Managing your stock class rotation is important, says Dowling. 

“Depending on the genetics of your ewe she can make life hostile for the worm. If you fed Telodorsagia larvae to a 30kg lamb about 30% would become adult worms. If you fed those to an adult ewe only 2-3% would become adult worms,” Dowling explains.

“It is not fully understood why, but something in some adult ewes makes life so hostile for larvae that they don’t develop into adults.

“So if your ewes have a high egg count, you need to do something about your ewes. It is not a silly idea to faecal egg count your ewes to find out what is happening on your farm.

“One count is a snapshot in time, but doing them regularly year after year you start to get a picture.”

Dowling says two tooths don’t put out as many eggs as lambs. Four tooths are better. Once a ewe is fully mature - considered to be after her second winter - that is as good as it will get. Adult cattle are similar: two year old cattle don’t put out nearly as many worms as younger cattle.
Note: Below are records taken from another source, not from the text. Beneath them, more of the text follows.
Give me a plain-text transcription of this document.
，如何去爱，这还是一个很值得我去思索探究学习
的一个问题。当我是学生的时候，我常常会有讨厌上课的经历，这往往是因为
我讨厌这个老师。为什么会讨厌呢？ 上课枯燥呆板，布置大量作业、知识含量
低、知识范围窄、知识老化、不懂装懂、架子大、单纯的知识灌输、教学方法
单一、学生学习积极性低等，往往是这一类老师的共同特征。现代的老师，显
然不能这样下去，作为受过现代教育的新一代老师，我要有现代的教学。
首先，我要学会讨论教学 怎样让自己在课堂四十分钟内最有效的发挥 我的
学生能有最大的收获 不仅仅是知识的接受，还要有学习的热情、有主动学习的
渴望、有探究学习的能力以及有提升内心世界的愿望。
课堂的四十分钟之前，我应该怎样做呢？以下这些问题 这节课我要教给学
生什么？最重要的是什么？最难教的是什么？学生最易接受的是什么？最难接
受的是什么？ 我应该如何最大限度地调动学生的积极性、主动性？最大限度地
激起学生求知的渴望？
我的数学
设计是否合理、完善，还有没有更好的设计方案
He says faecal egg count test sheep at important times of the year – at least autumn, winter and spring. Faecal egg counting cattle older than eight months is highly inaccurate and likely to miss a burden. In cattle, liveweight gain is the best indicator of which needs drenching in the mob.

Protein is a great way to help animals manage the effect of parasites. Lucky for Kiwi farmers, NZ pastures often contain ample protein. 

The liver metabolises the drench and it is these components which kill the worms, not the drench itself. Oral drench needs to sit in the rumen for as long as possible. Injectable drenches introduce high levels and pour ons are slower and more variable. 

Don’t drench lambs in the docking cradle and don’t drench calves on a feeder or calves still being fed milk.

“If you can’t get your cattle to effectively swallow oral drench then don’t oral drench them. If you under dose them you will have just given a whole lot of worms a taste of the drench and they will survive.”

With pour-ons you get a lower level of drug into the animal. With injections you get a much higher dose so you get a better upfront kill.

Dowling says he prefers orals and injections as these have triple combination options.

“Arguments cut both ways but if you want to kill the worms you need a high concentration of drug and susceptible worms.”